Infelizmente, essa situação parece ser uma constante na obra de Murakami. Em uma entrevista com o escritor, a também escritora Mieko Kawakami questiona o autor a respeito de suas personagens femininas, excessivamente sexualizadas e rasas. A entrevistadora ressalta que grande parte das personagens femininas parecem se resumir a impulsionadoras da mudança de paradigma na vida dos homens e refere-se a elas como “oráculos bondosos, mediadoras do destino”. O escritor responde a entrevistadora dizendo que isso nunca foi intencional e que, na realidade, possui sentimentos extremamente fortes em relação a suas personagens femininas. 
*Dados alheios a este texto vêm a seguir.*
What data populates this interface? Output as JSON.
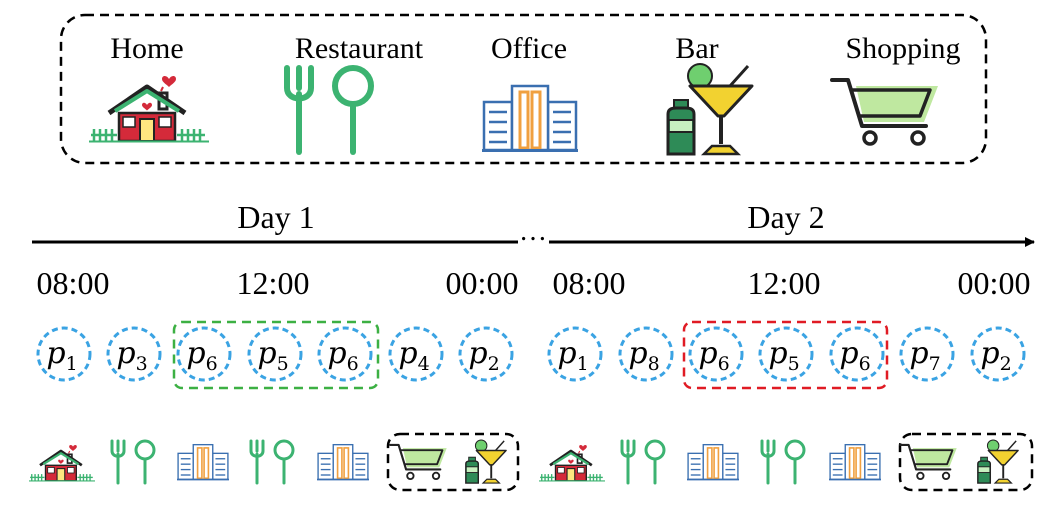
{
  "categories": [
    {
      "label": "Home",
      "icon": "home-icon"
    },
    {
      "label": "Restaurant",
      "icon": "restaurant-icon"
    },
    {
      "label": "Office",
      "icon": "office-icon"
    },
    {
      "label": "Bar",
      "icon": "bar-icon"
    },
    {
      "label": "Shopping",
      "icon": "shopping-icon"
    }
  ],
  "days": [
    {
      "label": "Day 1",
      "times": [
        "08:00",
        "12:00",
        "00:00"
      ],
      "pois": [
        {
          "base": "p",
          "sub": "1"
        },
        {
          "base": "p",
          "sub": "3"
        },
        {
          "base": "p",
          "sub": "6"
        },
        {
          "base": "p",
          "sub": "5"
        },
        {
          "base": "p",
          "sub": "6"
        },
        {
          "base": "p",
          "sub": "4"
        },
        {
          "base": "p",
          "sub": "2"
        }
      ],
      "highlight_color": "#3cb043",
      "visit_icons": [
        "home-icon",
        "restaurant-icon",
        "office-icon",
        "restaurant-icon",
        "office-icon",
        "shopping-icon",
        "bar-icon"
      ]
    },
    {
      "label": "Day 2",
      "times": [
        "08:00",
        "12:00",
        "00:00"
      ],
      "pois": [
        {
          "base": "p",
          "sub": "1"
        },
        {
          "base": "p",
          "sub": "8"
        },
        {
          "base": "p",
          "sub": "6"
        },
        {
          "base": "p",
          "sub": "5"
        },
        {
          "base": "p",
          "sub": "6"
        },
        {
          "base": "p",
          "sub": "7"
        },
        {
          "base": "p",
          "sub": "2"
        }
      ],
      "highlight_color": "#e01b24",
      "visit_icons": [
        "home-icon",
        "restaurant-icon",
        "office-icon",
        "restaurant-icon",
        "office-icon",
        "shopping-icon",
        "bar-icon"
      ]
    }
  ],
  "ellipsis": "…",
  "colors": {
    "poi_circle": "#3aa3e3",
    "restaurant": "#3cb371",
    "office_blue": "#3a6fb0",
    "office_orange": "#f0a040",
    "bar_yellow": "#f2d230",
    "bar_green": "#2e8b57",
    "shopping_green": "#bfe8a0",
    "home_red": "#d42a3a"
  }
}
Não tenho dúvidas de que Murakami realmente ame as mulheres que escreve. Mas, ao que me parece, o escritor não nutre interesse no complexo e rico universo feminino. Escritores muito mais antigos, como Machado de Assis, foram capazes de  criar “Capitus”, personagens realistas e bem escritas. As  mulheres, em Kafka à beira-mar, são mais um dos elementos fantásticos da narrativa e a forma que Murakami as descreve é um retrato realista da mente de muitos homens que amam suas mulheres, mas, por um sexismo inconsciente, não fazem questão de conhecê-las.